Sydney Former United Nations chief weapons inspector Richard Butler said he was “well aware” that his telephone calls were being monitored during his tenure, as he weighed into the debate surrounding allegations Britain spied on the UN before the Iraq war.
Mr. Butler said Friday that while he was in charge of investigating Iraq's weapons programs he was forced to go for walks in New York's Central Park for confidential discussions with his contacts, because the phones in his office at the UN headquarters were bugged.
“Of course I was (bugged),” he told Australian Broadcasting Corp. (ABC) radio. “I was well aware of it. How did I know? Because those who did it would come to me and show me the recordings that they had made on others to help me do my job disarming Iraq.”
Butler, the UN's chief weapons inspector in Iraq from 1997 to 1999, said at least four permanent members of the UN Security Council monitored his calls — the United States, Britain, France and Russia.
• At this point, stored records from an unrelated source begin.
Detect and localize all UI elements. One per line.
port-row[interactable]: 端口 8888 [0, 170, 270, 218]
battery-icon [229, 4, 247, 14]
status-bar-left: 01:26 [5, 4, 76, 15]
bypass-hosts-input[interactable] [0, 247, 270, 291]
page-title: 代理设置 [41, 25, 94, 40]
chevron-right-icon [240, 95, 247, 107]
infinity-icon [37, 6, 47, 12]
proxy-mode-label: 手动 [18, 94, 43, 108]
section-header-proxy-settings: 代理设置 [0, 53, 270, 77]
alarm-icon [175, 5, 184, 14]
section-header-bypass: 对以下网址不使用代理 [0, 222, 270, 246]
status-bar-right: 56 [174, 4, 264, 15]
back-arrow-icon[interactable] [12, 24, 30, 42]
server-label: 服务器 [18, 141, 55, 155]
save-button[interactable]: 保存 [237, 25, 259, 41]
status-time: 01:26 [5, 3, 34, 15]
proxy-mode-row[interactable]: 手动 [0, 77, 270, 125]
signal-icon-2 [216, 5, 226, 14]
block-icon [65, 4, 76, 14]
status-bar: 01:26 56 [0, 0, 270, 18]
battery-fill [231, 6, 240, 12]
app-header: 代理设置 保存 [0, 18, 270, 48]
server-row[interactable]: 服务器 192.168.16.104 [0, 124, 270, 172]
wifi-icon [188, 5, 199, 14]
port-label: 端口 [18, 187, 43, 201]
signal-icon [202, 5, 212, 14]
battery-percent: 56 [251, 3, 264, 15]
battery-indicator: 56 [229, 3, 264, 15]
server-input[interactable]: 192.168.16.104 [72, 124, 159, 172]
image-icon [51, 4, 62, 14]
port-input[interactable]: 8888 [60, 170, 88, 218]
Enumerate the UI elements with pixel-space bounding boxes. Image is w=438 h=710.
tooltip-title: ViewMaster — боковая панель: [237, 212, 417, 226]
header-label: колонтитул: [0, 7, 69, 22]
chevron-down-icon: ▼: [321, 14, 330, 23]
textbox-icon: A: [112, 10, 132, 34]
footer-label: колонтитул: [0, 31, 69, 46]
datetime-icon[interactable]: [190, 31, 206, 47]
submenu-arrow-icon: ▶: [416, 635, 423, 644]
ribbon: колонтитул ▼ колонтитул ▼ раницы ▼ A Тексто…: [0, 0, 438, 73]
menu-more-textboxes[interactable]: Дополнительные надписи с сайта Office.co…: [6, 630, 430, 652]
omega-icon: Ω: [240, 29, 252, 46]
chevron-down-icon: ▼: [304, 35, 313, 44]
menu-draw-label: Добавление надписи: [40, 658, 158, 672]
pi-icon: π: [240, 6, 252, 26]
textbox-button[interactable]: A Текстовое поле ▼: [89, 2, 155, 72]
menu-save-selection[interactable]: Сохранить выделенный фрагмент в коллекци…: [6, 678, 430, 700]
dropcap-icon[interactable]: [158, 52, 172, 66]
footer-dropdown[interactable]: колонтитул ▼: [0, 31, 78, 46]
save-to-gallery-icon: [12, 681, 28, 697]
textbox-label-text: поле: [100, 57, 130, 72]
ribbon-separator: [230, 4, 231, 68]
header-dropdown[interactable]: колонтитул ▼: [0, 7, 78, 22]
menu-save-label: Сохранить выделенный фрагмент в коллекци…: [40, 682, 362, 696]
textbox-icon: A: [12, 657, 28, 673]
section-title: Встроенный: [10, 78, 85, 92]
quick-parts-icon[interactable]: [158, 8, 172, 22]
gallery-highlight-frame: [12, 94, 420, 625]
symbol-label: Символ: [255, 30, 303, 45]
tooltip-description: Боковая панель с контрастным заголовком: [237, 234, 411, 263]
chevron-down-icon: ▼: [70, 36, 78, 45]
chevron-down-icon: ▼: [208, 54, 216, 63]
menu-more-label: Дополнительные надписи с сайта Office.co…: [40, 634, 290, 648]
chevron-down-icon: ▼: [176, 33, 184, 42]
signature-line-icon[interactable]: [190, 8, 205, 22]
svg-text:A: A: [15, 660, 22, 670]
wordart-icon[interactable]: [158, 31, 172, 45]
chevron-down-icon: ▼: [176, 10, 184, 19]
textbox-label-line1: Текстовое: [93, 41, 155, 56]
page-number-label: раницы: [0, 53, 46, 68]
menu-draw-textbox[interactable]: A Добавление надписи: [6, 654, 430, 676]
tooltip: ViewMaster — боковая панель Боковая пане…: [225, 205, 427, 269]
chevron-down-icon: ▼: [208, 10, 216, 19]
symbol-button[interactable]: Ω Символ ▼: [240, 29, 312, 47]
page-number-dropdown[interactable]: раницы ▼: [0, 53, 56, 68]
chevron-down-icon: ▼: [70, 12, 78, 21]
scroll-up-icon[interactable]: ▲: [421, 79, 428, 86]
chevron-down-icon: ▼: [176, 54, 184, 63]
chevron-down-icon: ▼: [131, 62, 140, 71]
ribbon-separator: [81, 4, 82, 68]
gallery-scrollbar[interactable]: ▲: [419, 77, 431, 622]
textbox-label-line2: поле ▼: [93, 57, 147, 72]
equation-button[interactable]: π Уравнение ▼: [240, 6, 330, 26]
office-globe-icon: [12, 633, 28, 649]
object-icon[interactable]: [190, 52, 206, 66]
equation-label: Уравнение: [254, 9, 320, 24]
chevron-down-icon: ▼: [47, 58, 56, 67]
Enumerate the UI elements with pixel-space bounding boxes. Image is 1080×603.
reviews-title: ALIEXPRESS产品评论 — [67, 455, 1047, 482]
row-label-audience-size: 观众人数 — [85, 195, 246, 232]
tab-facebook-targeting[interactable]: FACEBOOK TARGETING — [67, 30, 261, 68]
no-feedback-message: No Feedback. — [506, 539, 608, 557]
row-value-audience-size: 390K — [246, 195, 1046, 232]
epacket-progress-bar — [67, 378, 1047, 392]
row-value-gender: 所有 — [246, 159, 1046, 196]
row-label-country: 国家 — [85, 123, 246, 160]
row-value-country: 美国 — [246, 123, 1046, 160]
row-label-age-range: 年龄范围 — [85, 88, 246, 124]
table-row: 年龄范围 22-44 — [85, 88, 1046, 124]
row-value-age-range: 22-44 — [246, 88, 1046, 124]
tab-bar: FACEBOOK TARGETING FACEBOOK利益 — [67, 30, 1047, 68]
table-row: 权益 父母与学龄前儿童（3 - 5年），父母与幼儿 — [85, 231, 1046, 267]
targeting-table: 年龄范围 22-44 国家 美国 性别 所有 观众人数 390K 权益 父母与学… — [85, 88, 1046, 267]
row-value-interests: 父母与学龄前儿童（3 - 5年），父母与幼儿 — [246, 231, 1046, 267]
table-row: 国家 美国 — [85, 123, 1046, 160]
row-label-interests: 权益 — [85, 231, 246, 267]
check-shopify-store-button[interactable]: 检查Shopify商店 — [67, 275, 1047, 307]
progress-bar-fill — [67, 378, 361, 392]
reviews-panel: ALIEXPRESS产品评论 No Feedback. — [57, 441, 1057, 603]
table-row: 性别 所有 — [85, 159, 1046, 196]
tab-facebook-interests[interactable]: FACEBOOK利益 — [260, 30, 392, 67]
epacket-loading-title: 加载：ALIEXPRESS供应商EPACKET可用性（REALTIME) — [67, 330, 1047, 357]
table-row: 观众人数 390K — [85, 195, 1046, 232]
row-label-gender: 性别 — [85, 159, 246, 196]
His comments came after an Australian intelligence analyst told the ABC that the phone of the UN's most recent weapons inspector, Hans Blix, was tapped whenever he was in Iraq hunting for banned weapons and the information was shared between the United States, Britain and its allies.
The revelations were prompted by accusations on Thursday by former British cabinet minister Clare Short that Britain spied on UN Secretary General Kofi Annan in the build up to the Iraq war. She said she had read transcripts of Mr. Annan's conversations while she was a member of the government.
The UN said any bugging of Mr. Annan's office would be illegal and should end immediately.
ABC radio cited an unnamed intelligence source at the Australian intelligence agency, the Office of National Assessments, who claimed that Mr. Blix's cellphone was monitored and his conversations recorded while he was in Iraq prior to the war last year.
“That's what I'm told, specifically each time he entered Iraq, his phone was targeted and recorded and the transcripts were then made available to the United States, Australia, Canada, the U.K. and also New Zealand,” ABC investigative reporter Andrew Fowler said, citing his intelligence contacts. He did not say who tapped Mr. Blix's phone.
Australia is a close ally of Britain and the United States and the three countries shared intelligence in the lead-up to last year's invasion of Iraq. Canberra also dispatched troops to take part in the U.S.-led invasion of Iraq.
Steve Ingram, a spokesman for Attorney General Philip Ruddock, who is ultimately responsible for security and intelligence matters, refused comment.
“We don't make it a practice of commenting on what we might and might not have seen in relation to intelligence matters,” he told The Associated Press.
Mr. Blix, 75, who headed the UN inspectors from 2000 to mid-2003, was in Iraq for months before the war looking for evidence that Saddam Hussein was developing a weapons program.
No weapons of mass destruction have been found.